Lawrence Ramirez Sifu

Kailua Kona

Gay couples have rights

“Let the people decide?” The people did decide — in 1998, when a constitutional amendment was passed, giving authority over same-gender marriage to the Legislature. That train has left the station.

As to the fitness of same-gender couples to parent children, that is so not the issue. Gay couples have been raising children for centuries untold, regardless whether their unions were recognized by any church or any government. What the Legislature does about same-gender marriage will not change that one whit.

Religious freedom is not the issue, either. Gay marriage will not be mandatory, so if you don’t believe in it, don’t have one.

Rick Luttmann

Waipouli

Thanks for support of diabetes program

This past summer, I traveled to Washington, D.C. to speak with my Hawaii delegation about type 1 diabetes (T1D) and the importance of research. I am one of 84,000 people in Hawaii living with diabetes.

I have had T1D since I was 7 years old. Earning my taekwondo black belt was not nearly as hard as managing my diabetes! Some days are easier than others, but there is never a day off. Every day over the last five years I have had to check my blood sugar and use insulin injections several times a day. If I don’t, I risk having complications from this disease, like kidney failure, blindness, and heart disease. My dream is to one day have a cure so others do not have these worries!

When I was in Washington, I asked our delegation to support the Special Diabetes Program, because this program helps with better treatments and life-changing technologies, like the artificial pancreas, so that I am safe and healthy when a cure is found. Like many of my T1D ohana impacted by diabetes, I was so happy to see our entire Hawaii delegation sign a letter in support of the SDP, showing how much they care about people like me living with T1D, and the importance of finding better treatments and a cure for T1D.

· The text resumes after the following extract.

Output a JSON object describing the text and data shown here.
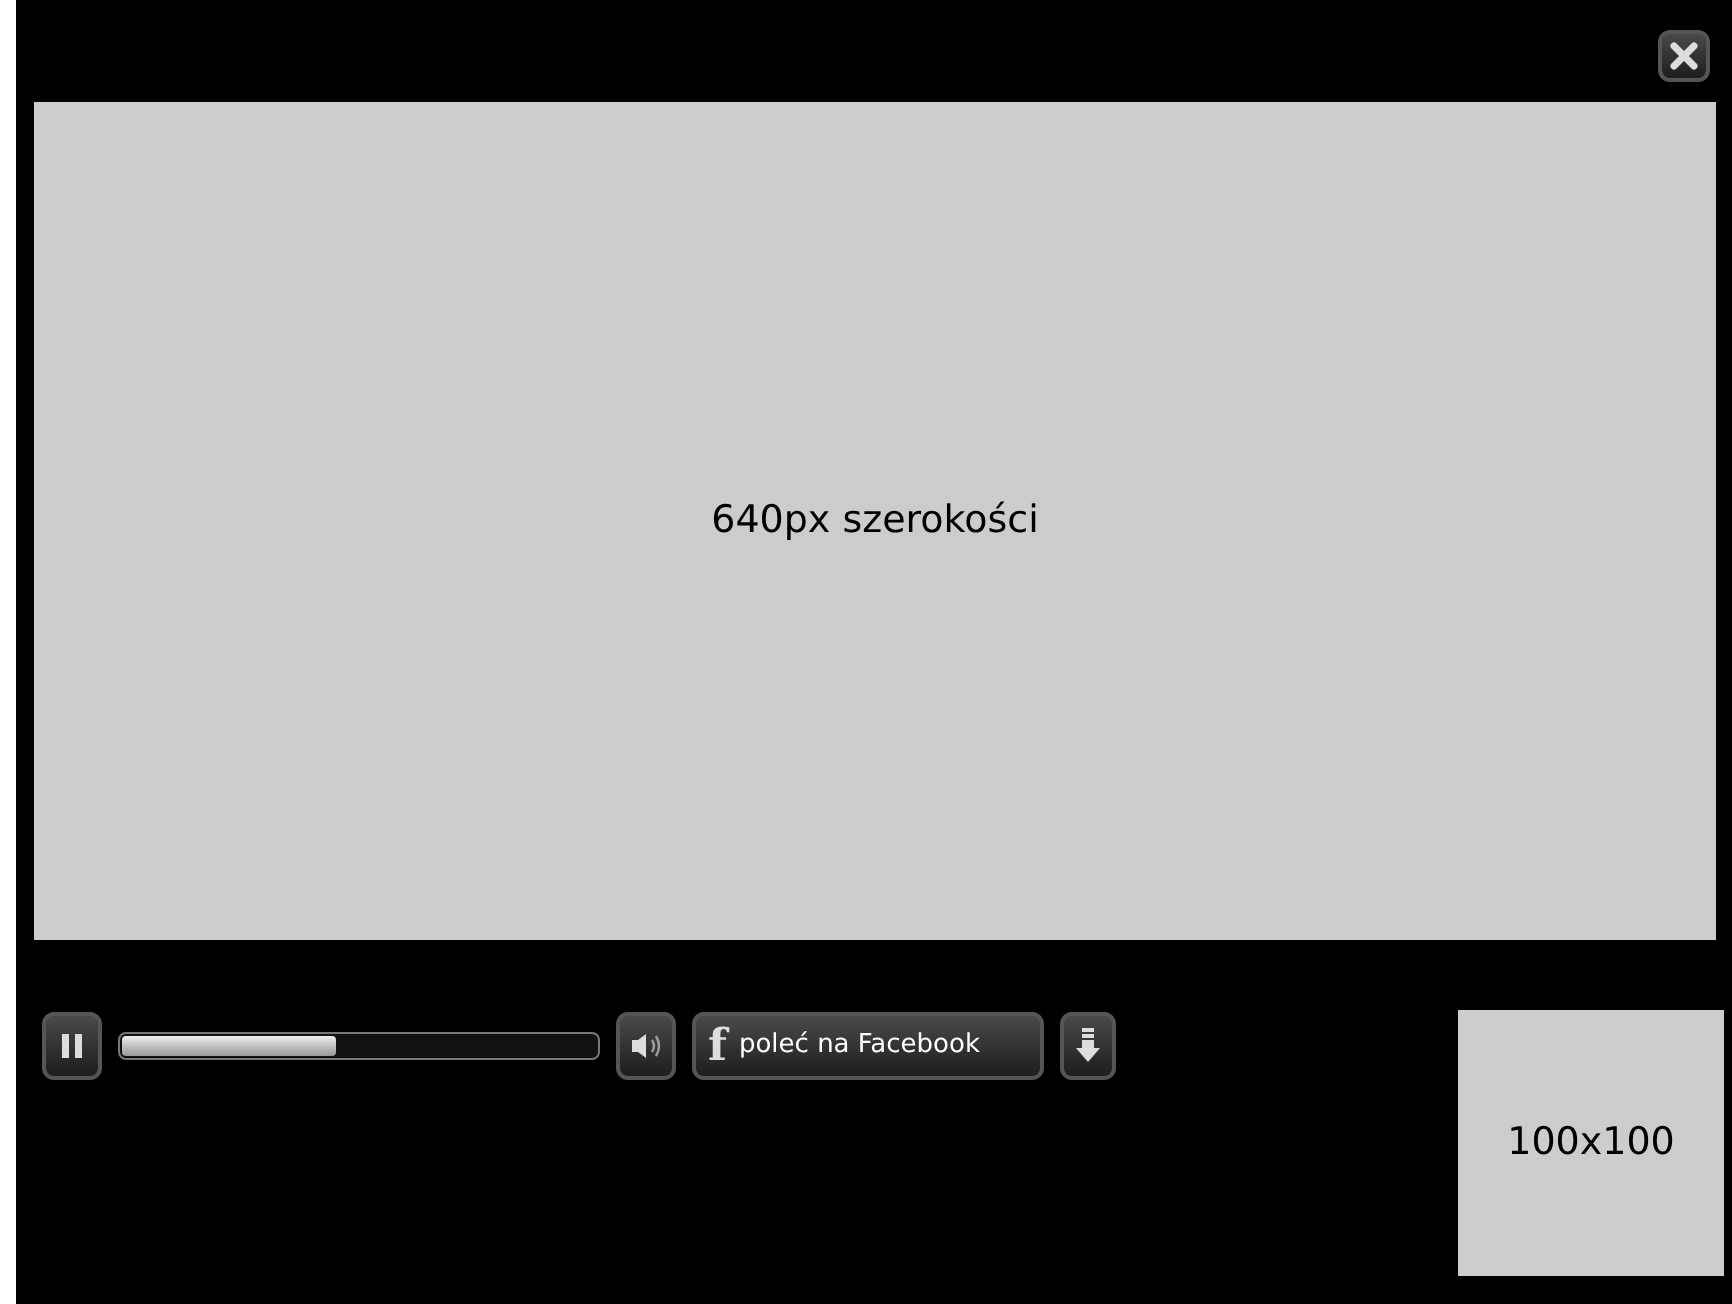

Thank you Sen. Schatz and Hirono, Reps. Hanabusa and Gabbard.

 

Taylor H.M.K. Kim

Aiea

Chickens are indeed a threat

In response to the pro-chicken Kalaheo resident, check with any of Kauai’s wildlife refuges. Chickens are trapped and killed precisely because they are a threat to any ground-nesting bird that can’t defend its nest and chicks. Why endemic and native birds shouldn’t be protected elsewhere is not addressed by the writer.

As to avian malaria, the parasite requires a host. The mosquito is merely the vector. There is no more suitable host on Kauai than chickens. They are large birds with natural immunity and out of control numbers.

I’iwis and ‘alalas are particularly vulnerable, and the world’s population of the latter (Hawaiian crow) would fit in the back of your VW bus.

The writer didn’t mention the bird flu threat, which should be reason enough for eradication. At least confined chickens can be readily euthanized. Kauai lacks that luxury. It would be hard to find another locale where as many free-roaming potential disease carriers go unchecked.

Since your neighbors’ food sources and peace of mind are of no concern to you, the other reasons for controlling any vermin should be.